La victime l'assure, il y a désormais une inversion des rôles dans cette affaire. "Il me fait ce que Jonathann Daval fait à la famille de sa femme. Il a déposé plainte contre moi, contre la maison d’édition pour diffamation, on ne s’imagine pas l’horreur que je peux vivre, c’est un enfer."
"Depuis leur prison, ils ont tous les droits, j'ai été mise en examen, renvoyée devant un tribunal correctionnel, dépensé plus de 10.000 euros de frais d’avocat, je me suis retrouvée prévenue à cause d'un homme qui m'a fait vivre des années de violences", se scandalise-t-elle.
De manière générale, Laura Rapp en veut énormément à l'administration pour la situation dans laquelle elle se trouve aujourd'hui.
"Il n'y a aucun suivi, on est dans une condamnation criminelle, c’est moi qui suis obligée de déménager, mas on est où? Je n’ai même pas été prévenue de sa libération conditionnelle", termine-t-elle.

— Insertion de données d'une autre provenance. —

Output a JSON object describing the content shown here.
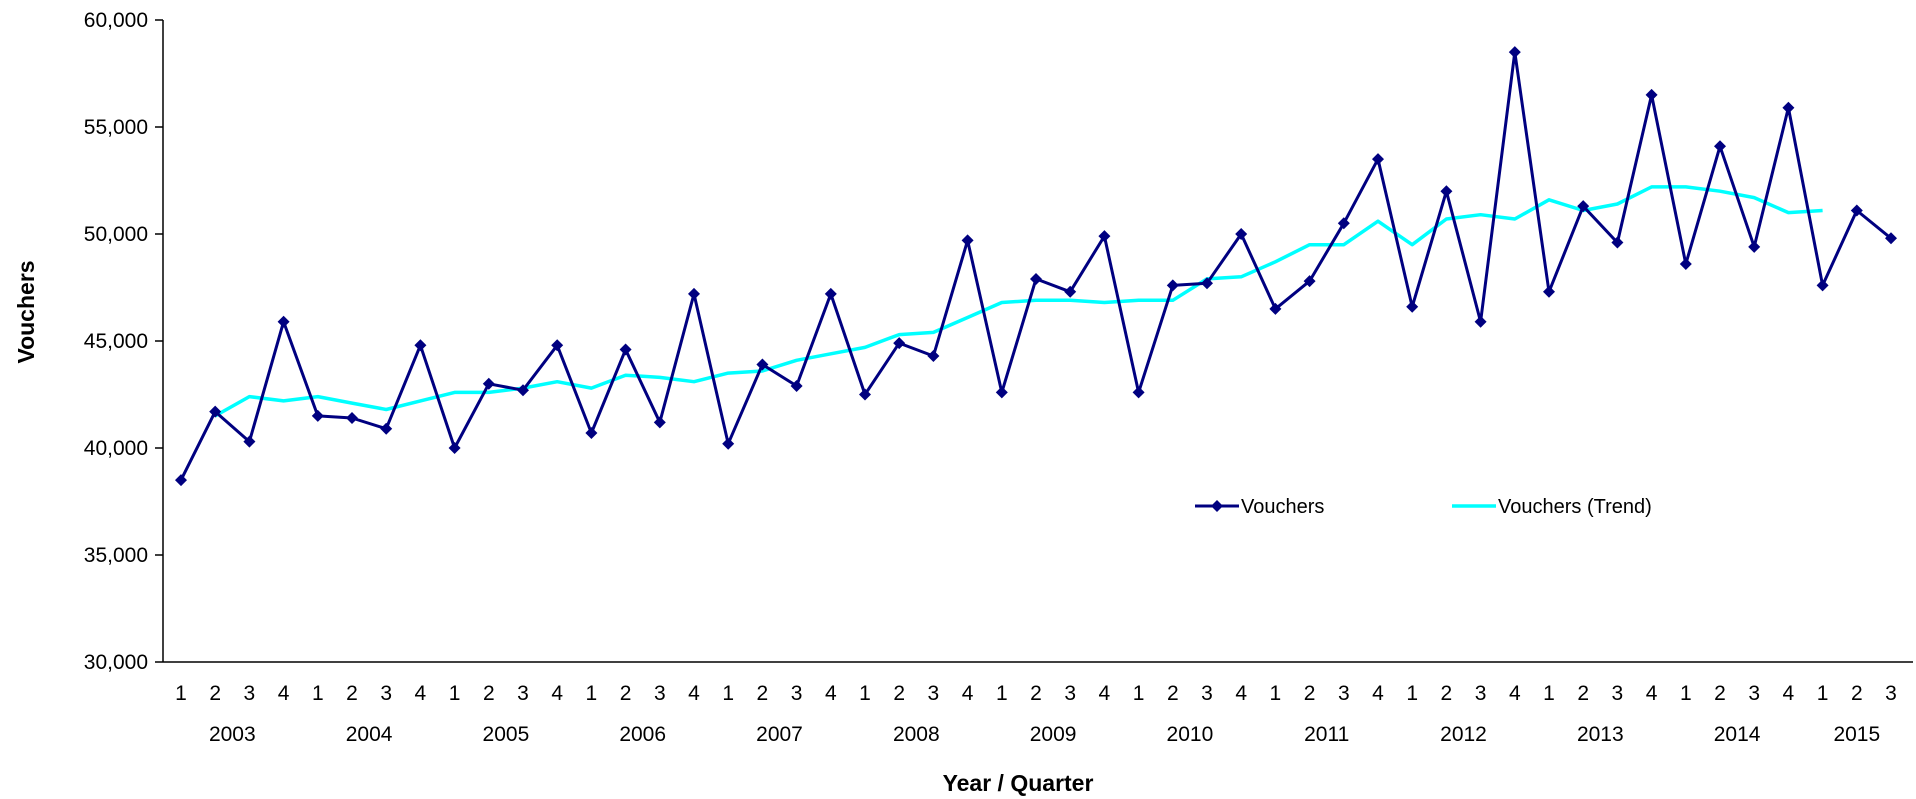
{
  "chart_data": {
    "type": "line",
    "title": "",
    "xlabel": "Year / Quarter",
    "ylabel": "Vouchers",
    "ylim": [
      30000,
      60000
    ],
    "yticks": [
      30000,
      35000,
      40000,
      45000,
      50000,
      55000,
      60000
    ],
    "ytick_labels": [
      "30,000",
      "35,000",
      "40,000",
      "45,000",
      "50,000",
      "55,000",
      "60,000"
    ],
    "years": [
      "2003",
      "2004",
      "2005",
      "2006",
      "2007",
      "2008",
      "2009",
      "2010",
      "2011",
      "2012",
      "2013",
      "2014",
      "2015"
    ],
    "quarters": [
      "1",
      "2",
      "3",
      "4",
      "1",
      "2",
      "3",
      "4",
      "1",
      "2",
      "3",
      "4",
      "1",
      "2",
      "3",
      "4",
      "1",
      "2",
      "3",
      "4",
      "1",
      "2",
      "3",
      "4",
      "1",
      "2",
      "3",
      "4",
      "1",
      "2",
      "3",
      "4",
      "1",
      "2",
      "3",
      "4",
      "1",
      "2",
      "3",
      "4",
      "1",
      "2",
      "3",
      "4",
      "1",
      "2",
      "3",
      "4",
      "1",
      "2",
      "3"
    ],
    "legend_position": "center-right",
    "series": [
      {
        "name": "Vouchers",
        "color": "#000080",
        "marker": "diamond",
        "values": [
          38500,
          41700,
          40300,
          45900,
          41500,
          41400,
          40900,
          44800,
          40000,
          43000,
          42700,
          44800,
          40700,
          44600,
          41200,
          47200,
          40200,
          43900,
          42900,
          47200,
          42500,
          44900,
          44300,
          49700,
          42600,
          47900,
          47300,
          49900,
          42600,
          47600,
          47700,
          50000,
          46500,
          47800,
          50500,
          53500,
          46600,
          52000,
          45900,
          58500,
          47300,
          51300,
          49600,
          56500,
          48600,
          54100,
          49400,
          55900,
          47600,
          51100,
          49800
        ]
      },
      {
        "name": "Vouchers (Trend)",
        "color": "#00FFFF",
        "marker": "none",
        "values": [
          null,
          41500,
          42400,
          42200,
          42400,
          42100,
          41800,
          42200,
          42600,
          42600,
          42800,
          43100,
          42800,
          43400,
          43300,
          43100,
          43500,
          43600,
          44100,
          44400,
          44700,
          45300,
          45400,
          46100,
          46800,
          46900,
          46900,
          46800,
          46900,
          46900,
          47900,
          48000,
          48700,
          49500,
          49500,
          50600,
          49500,
          50700,
          50900,
          50700,
          51600,
          51100,
          51400,
          52200,
          52200,
          52000,
          51700,
          51000,
          51100,
          null,
          null
        ]
      }
    ]
  }
}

En moyenne, un féminicide survient tous les trois jours en France. Éric Dupond-Moretti a récemment avancé le chiffre de 94 féminicides en 2023, contre 118 en 2022, une baisse accueillie avec scepticisme par les associations féministes. Selon les collectifs de défense des femmes, au 20 février, 22 féminicides ont déjà été relevés depuis le début de l'année en France.